Ce vendredi 17 juillet, l’aéroport de Yoff, à Dakar, sera le théâtre d’un événement politique majeur : l’arrivée de Macky Sall, ancien président du Sénégal, après deux années d’exil. Une visite aussi brève que symbolique, marquée par une rencontre prévue avec son successeur, Bassirou Diomaye Faye. Une initiative qui divise profondément l’opinion publique, alors que les plaies de la répression politique sous son mandat restent ouvertes.

L’ombre des répressions de 2021-2024

Le passé pèse lourd sur cette visite. Avant les élections de 2024, Bassirou Diomaye Faye, alors incarcéré, partageait le même sort que des centaines de militants du Pastef. Aly Coly, l’un d’eux, témoigne : « On a enfermé ma femme et mon bébé de trois mois simplement parce qu’ils portaient un bracelet aux couleurs de notre mouvement. Aujourd’hui, alors que mon enfant joue dans la maison, j’apprends que notre président va accueillir l’homme qui a ordonné ces arrestations ! »

Un bilan humain et politique explosif

Plus de mille détenus politiques, soixante-cinq morts lors de manifestations, et aucune enquête pour les victimes. Ces chiffres, encore vifs dans les mémoires, ont nourri la campagne de Faye et de son mentor, Ousmane Sonko. Pourtant, aujourd’hui, la colère persiste : « Aucune justice n’a été rendue, aucun responsable n’a été inquiété. Le retour de Macky Sall, c’est l’impunité incarnée. Les Sénégalais ne sont pas dupes. »

Un coup de poker diplomatique

Derrière cette visite se cache une ambition internationale : Macky Sall a officiellement confirmé que sa venue était liée à sa candidature au poste de secrétaire général de l’Organisation des Nations unies, annoncée lors de son discours à l’Assemblée générale le 22 avril dernier. Une candidature qu’il présente comme un plaidoyer pour le multilatéralisme, mais qui suscite l’incompréhension dans son propre pays.

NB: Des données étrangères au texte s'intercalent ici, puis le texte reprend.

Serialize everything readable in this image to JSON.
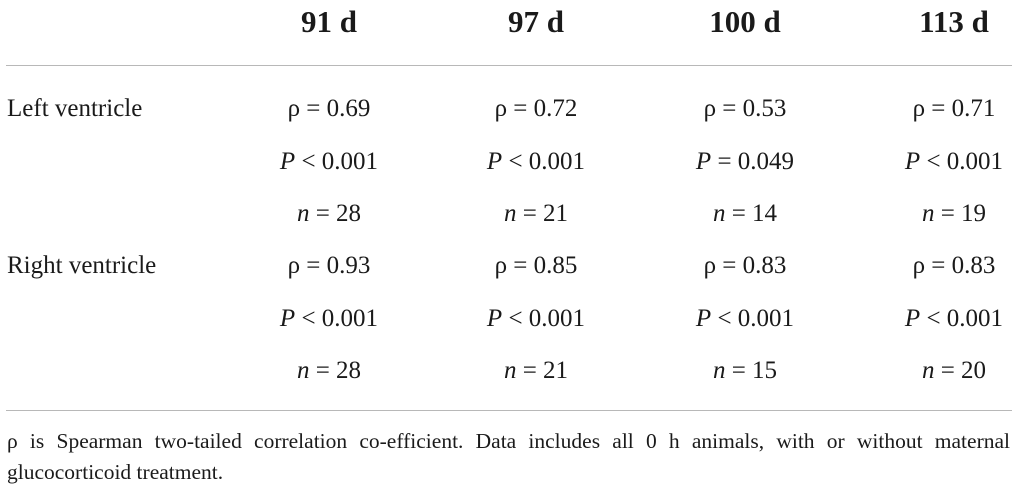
{
  "table": {
    "columns": [
      "91 d",
      "97 d",
      "100 d",
      "113 d"
    ],
    "rows": [
      {
        "label": "Left ventricle",
        "rho": [
          "ρ = 0.69",
          "ρ = 0.72",
          "ρ = 0.53",
          "ρ = 0.71"
        ],
        "p": [
          {
            "sym": "P",
            "rest": " < 0.001"
          },
          {
            "sym": "P",
            "rest": " < 0.001"
          },
          {
            "sym": "P",
            "rest": " = 0.049"
          },
          {
            "sym": "P",
            "rest": " < 0.001"
          }
        ],
        "n": [
          {
            "sym": "n",
            "rest": " = 28"
          },
          {
            "sym": "n",
            "rest": " = 21"
          },
          {
            "sym": "n",
            "rest": " = 14"
          },
          {
            "sym": "n",
            "rest": " = 19"
          }
        ]
      },
      {
        "label": "Right ventricle",
        "rho": [
          "ρ = 0.93",
          "ρ = 0.85",
          "ρ = 0.83",
          "ρ = 0.83"
        ],
        "p": [
          {
            "sym": "P",
            "rest": " < 0.001"
          },
          {
            "sym": "P",
            "rest": " < 0.001"
          },
          {
            "sym": "P",
            "rest": " < 0.001"
          },
          {
            "sym": "P",
            "rest": " < 0.001"
          }
        ],
        "n": [
          {
            "sym": "n",
            "rest": " = 28"
          },
          {
            "sym": "n",
            "rest": " = 21"
          },
          {
            "sym": "n",
            "rest": " = 15"
          },
          {
            "sym": "n",
            "rest": " = 20"
          }
        ]
      }
    ],
    "footnote": "ρ is Spearman two-tailed correlation co-efficient. Data includes all 0 h animals, with or without maternal glucocorticoid treatment."
  }
}
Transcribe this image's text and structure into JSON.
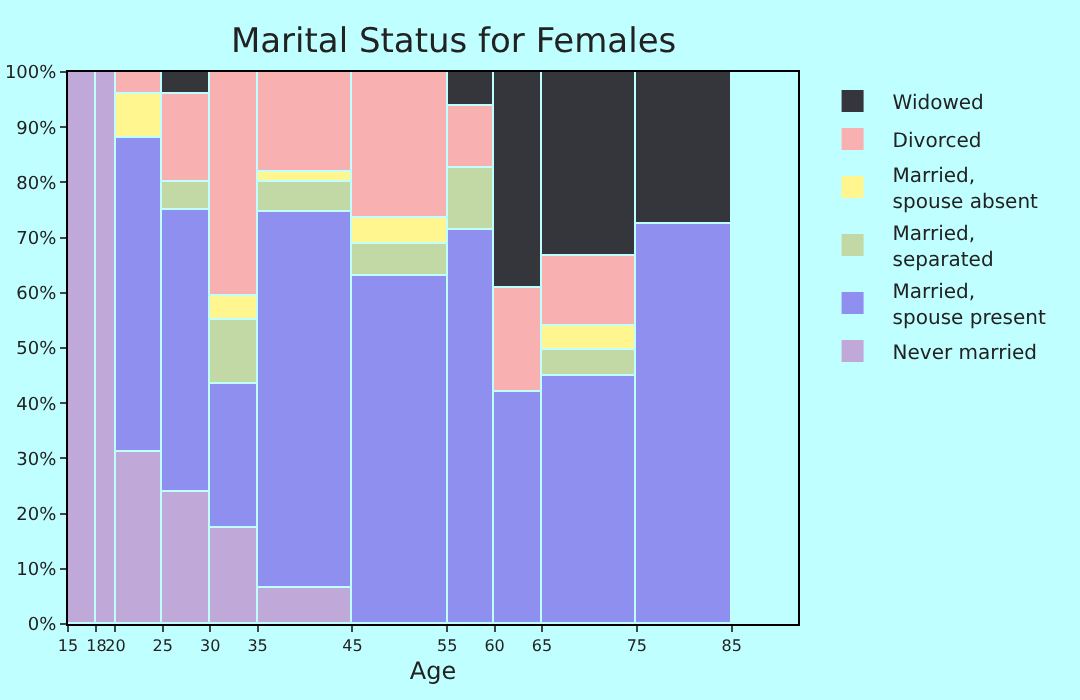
{
  "chart_data": {
    "type": "bar",
    "stacked": true,
    "title": "Marital Status for Females",
    "xlabel": "Age",
    "x": [
      16.5,
      19,
      22.5,
      27.5,
      32.5,
      40,
      50,
      57.5,
      62.5,
      70,
      80
    ],
    "xlim": [
      15,
      92
    ],
    "xticks": [
      15,
      18,
      20,
      25,
      30,
      35,
      45,
      55,
      60,
      65,
      75,
      85
    ],
    "ylim": [
      0,
      100
    ],
    "yticks": [
      {
        "value": 0,
        "label": "0%"
      },
      {
        "value": 10,
        "label": "10%"
      },
      {
        "value": 20,
        "label": "20%"
      },
      {
        "value": 30,
        "label": "30%"
      },
      {
        "value": 40,
        "label": "40%"
      },
      {
        "value": 50,
        "label": "50%"
      },
      {
        "value": 60,
        "label": "60%"
      },
      {
        "value": 70,
        "label": "70%"
      },
      {
        "value": 80,
        "label": "80%"
      },
      {
        "value": 90,
        "label": "90%"
      },
      {
        "value": 100,
        "label": "100%"
      }
    ],
    "grid": false,
    "legend": "right",
    "series": [
      {
        "name": "Never married",
        "color": "#c0a8d8",
        "values": [
          100,
          100,
          31,
          24,
          17.5,
          6.5,
          null,
          null,
          null,
          null,
          null
        ]
      },
      {
        "name": "Married, spouse present",
        "color": "#8f8ff0",
        "values": [
          null,
          null,
          57,
          51,
          26,
          68,
          63,
          71.5,
          42,
          45,
          72.5
        ]
      },
      {
        "name": "Married, separated",
        "color": "#c2d9a5",
        "values": [
          null,
          null,
          null,
          5,
          11.5,
          5.5,
          6,
          11,
          null,
          4.5,
          null
        ]
      },
      {
        "name": "Married, spouse absent",
        "color": "#fff68f",
        "values": [
          null,
          null,
          8,
          null,
          4.5,
          2,
          4.5,
          null,
          null,
          4.5,
          null
        ]
      },
      {
        "name": "Divorced",
        "color": "#f9b0b0",
        "values": [
          null,
          null,
          4,
          16,
          40.5,
          18,
          26.5,
          11.5,
          19,
          12.5,
          null
        ]
      },
      {
        "name": "Widowed",
        "color": "#35363b",
        "values": [
          null,
          null,
          null,
          4,
          null,
          null,
          null,
          6,
          39,
          33.5,
          27.5
        ]
      }
    ]
  }
}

Pour beaucoup, cette candidature est une aberration : « L’ONU a pour mission de défendre les droits humains. Comment imaginer qu’une personne ayant supervisé la mort de 65 manifestants puisse diriger cette institution ? » s’indigne Aly Coly. Pourtant, certains y voient une opportunité pour le Sénégal : « Une telle nomination rehausserait l’image du pays à l’international, ce qui pourrait attirer investisseurs et capitaux. L’attractivité économique est cruciale pour notre développement. », analyse Maurice Soundieck Dione, professeur de sciences politiques à l’université Gaston Berger.

Faye entre allégeance et trahison

Pour Bassirou Diomaye Faye, ce rapprochement avec son prédécesseur est un pari risqué. Depuis son élection, il est accusé de réintégrer « l’ancien système corrompu » au sein de l’État, notamment après plusieurs nominations controversées. « Trahir Sonko, c’est renier son mentor. Dans notre culture, c’est un acte impardonnable. », rappelle M. Soundieck Dione.

D’un autre côté, cette rencontre pourrait aussi servir les intérêts de Faye, isolé politiquement depuis des mois. Les tensions avec Ousmane Sonko, président de l’Assemblée nationale, ne cessent de s’aggraver, et un rapprochement avec Macky Sall pourrait lui offrir une nouvelle légitimité.

Reste à savoir si cette visite sera perçue comme une trahison par les anciens soutiens de Faye ou comme une manœuvre stratégique pour consolider son pouvoir. Une chose est sûre : au Sénégal, le retour de Macky Sall ravivé les divisions et relance le débat sur l’impunité et la justice transitionnelle.